In all cases included under this Article, the Board may also grant powers of substitution, either definitively or with limitations. Matters that cannot be delegated shall be the rendering of accounts and the presentation of the balance sheet to the General Shareholder's Meeting, nor the powers granted by such Meeting to the Board, unless specifically authorized by such Meeting.

Article 20. - The permanent delegation of some of the Board's powers to the Executive Committee or to the Managing Directors, and the appointment of such positions, in order to be valid, shall require the favourable vote of two thirds of the Board members, and shall not be deemed valid until registered at the Mercantile Registry.

Article 20 Bis. - An Audit Committee shall be constituted, whose composition, operation and functions shall be those described below.

Composition and operation

It shall be made up of a minimum of three and a maximum of five members to be appointed and discharged by the Company’s Board of Directors from among its members. Under no circumstances may such appointment correspond to any person who is carrying out at that moment or has carried out in the three immediately previous years functions as executive or employee of the Company. The Chairman’s appointment, also to be carried out by the Board of Directors, shall necessarily correspond to one of the Company’s non-executive Directors, who may not remain in such position for a period in excess of four years, although he may, nevertheless, be re-elected after the term of one year has elapsed from the moment of termination.

2. - The Secretary to the Company Board of Directors shall attend its meetings, with a right to address the Committee but not to vote, and act as its Secretary.

3. - It shall only be deemed as constituted when attended by a majority of its members and it shall adopt its agreements by majority vote, the Chairman having the casting vote in the event of equalty.

4. - It shall meet when convened by the Chairman and, at least, twice a year coinciding with the initial and final stages of the audit of the Company's financial statements and of the consolidated accounts of its Business Group and always prior to issuing the corresponding audit reports. Meetings may be attended, when specially summoned, by the Auditor of the Company for the purposes of explaining the most significant aspects in the audits carried out.

Functions

1. - Report to the General Shareholders' Meeting on the questions presented therein by shareholders on matters of their authority.

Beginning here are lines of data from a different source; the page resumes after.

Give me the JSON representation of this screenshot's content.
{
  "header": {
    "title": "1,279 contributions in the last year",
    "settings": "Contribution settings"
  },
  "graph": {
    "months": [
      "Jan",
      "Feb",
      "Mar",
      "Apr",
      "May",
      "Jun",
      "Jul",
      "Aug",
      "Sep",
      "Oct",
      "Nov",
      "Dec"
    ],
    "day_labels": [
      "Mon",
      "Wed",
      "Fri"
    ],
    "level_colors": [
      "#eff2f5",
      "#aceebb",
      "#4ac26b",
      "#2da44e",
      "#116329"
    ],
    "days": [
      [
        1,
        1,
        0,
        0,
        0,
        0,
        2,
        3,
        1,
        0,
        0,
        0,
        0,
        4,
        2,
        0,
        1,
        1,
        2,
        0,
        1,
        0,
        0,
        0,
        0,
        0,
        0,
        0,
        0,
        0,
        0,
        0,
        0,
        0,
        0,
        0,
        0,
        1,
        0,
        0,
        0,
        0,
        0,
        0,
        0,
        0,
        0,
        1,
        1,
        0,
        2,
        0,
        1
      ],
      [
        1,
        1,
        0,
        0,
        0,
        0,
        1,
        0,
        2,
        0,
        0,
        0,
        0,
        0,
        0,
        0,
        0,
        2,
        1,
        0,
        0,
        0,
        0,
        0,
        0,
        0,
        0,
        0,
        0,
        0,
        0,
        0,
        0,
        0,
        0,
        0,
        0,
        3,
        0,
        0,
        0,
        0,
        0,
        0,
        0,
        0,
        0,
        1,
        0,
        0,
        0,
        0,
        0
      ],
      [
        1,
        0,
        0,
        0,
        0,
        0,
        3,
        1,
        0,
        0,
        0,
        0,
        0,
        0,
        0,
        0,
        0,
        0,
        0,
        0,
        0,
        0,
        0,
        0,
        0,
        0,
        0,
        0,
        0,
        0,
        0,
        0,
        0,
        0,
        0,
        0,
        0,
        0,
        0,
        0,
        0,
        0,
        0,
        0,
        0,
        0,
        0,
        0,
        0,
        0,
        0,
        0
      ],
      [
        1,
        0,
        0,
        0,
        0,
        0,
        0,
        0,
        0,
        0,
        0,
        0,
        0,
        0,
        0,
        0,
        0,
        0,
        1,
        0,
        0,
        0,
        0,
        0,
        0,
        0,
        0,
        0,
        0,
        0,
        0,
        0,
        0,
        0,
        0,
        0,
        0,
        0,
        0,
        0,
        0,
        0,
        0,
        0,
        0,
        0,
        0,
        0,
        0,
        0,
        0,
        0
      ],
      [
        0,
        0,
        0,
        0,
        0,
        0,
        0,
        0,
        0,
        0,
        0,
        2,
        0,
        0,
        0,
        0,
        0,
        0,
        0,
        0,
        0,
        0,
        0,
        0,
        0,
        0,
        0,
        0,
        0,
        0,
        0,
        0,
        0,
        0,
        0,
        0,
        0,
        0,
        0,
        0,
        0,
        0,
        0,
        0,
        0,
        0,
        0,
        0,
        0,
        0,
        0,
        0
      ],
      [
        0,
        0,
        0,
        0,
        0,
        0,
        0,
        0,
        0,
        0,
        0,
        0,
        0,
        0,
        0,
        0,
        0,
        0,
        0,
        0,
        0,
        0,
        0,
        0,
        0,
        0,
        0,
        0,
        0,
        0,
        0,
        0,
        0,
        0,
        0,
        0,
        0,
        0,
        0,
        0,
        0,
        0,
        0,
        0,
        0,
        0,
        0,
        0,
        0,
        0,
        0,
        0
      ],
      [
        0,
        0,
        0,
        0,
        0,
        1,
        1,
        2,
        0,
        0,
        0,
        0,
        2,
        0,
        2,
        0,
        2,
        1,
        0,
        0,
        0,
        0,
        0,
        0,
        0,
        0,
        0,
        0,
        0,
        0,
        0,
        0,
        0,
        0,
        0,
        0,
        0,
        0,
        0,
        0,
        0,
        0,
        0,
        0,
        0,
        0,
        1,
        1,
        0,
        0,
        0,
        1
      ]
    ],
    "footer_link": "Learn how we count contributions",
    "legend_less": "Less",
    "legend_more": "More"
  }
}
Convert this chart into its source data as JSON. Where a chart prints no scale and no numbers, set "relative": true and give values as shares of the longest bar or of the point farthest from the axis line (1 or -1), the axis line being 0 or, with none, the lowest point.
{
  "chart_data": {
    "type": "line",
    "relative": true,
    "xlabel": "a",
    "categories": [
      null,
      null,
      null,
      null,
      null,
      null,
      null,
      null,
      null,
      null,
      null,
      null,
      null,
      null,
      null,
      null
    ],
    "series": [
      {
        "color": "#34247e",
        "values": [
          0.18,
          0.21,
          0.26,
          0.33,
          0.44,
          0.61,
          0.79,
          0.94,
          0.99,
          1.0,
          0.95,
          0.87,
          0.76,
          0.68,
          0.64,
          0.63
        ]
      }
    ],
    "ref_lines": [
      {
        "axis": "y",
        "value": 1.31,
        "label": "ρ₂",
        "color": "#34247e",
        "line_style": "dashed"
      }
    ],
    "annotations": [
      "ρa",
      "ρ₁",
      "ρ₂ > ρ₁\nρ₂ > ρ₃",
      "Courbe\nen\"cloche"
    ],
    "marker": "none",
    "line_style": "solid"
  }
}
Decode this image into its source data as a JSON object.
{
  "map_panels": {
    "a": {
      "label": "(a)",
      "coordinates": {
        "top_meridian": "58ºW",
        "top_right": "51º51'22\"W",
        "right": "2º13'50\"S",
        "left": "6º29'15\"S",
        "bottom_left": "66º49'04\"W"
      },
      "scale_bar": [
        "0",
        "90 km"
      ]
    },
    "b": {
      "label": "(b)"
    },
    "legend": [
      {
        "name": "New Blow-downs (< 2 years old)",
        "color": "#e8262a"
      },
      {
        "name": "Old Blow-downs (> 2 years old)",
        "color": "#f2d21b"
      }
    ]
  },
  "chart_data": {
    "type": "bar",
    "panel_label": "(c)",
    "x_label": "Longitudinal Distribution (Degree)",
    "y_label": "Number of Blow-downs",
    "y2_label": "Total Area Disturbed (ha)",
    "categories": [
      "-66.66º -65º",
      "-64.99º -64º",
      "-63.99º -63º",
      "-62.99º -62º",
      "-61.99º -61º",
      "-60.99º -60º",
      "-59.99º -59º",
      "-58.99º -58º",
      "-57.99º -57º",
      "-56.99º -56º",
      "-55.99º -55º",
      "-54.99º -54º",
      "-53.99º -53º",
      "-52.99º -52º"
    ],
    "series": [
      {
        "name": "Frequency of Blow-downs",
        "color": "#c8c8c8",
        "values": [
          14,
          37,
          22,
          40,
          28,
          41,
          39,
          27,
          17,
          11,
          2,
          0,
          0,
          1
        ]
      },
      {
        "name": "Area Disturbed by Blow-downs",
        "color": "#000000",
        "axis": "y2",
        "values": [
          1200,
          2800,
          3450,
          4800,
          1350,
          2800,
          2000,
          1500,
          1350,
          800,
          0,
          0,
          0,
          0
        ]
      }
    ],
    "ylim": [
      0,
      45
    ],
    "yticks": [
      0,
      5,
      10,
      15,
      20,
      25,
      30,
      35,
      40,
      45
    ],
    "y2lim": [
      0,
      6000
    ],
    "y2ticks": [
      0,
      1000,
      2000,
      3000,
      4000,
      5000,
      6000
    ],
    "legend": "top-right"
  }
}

2. - Propose to the Company Board of Directors, for submission to the General Shareholders' Meeting, the appointment of external auditors as referred to in Section 204 of the Consolidated Text of the Corporations Act.

3. - Review and approve significant changes in accounting policies in the Company and in the subsidiary companies comprised within its Business Group, in addition to the Group itself. Furthermore, in general, the relationships with external auditors in receiving information on any matter which may compromise their independence and any other matter relating to the process of auditing the accounts, in addition to any other communication laid down in the legislation on auditing accounts and in technical auditing standards.

4. - Supervise the internal auditing services in the event that such a body were to exist within the business organization.

5. – Have knowledge of the Company's financial information processes and internal control systems.

6. - Review and inform on the estimates made by the Management of the Company and of those companies comprised within its Business Group with respect to possible significant fiscal and legal contingencies.

7. – Have knowledge of the results of inspections conducted by official entities.

8. - Any other matter which may be especially entrusted to it by the Board of Directors.

Article 21. - The Directors, provided that they comply with the commission received and the stipulations contained herein, undertake no personal obligation nor responsibility for the progress and outcome of business operations, except for those specifically provided for by the legislation in force.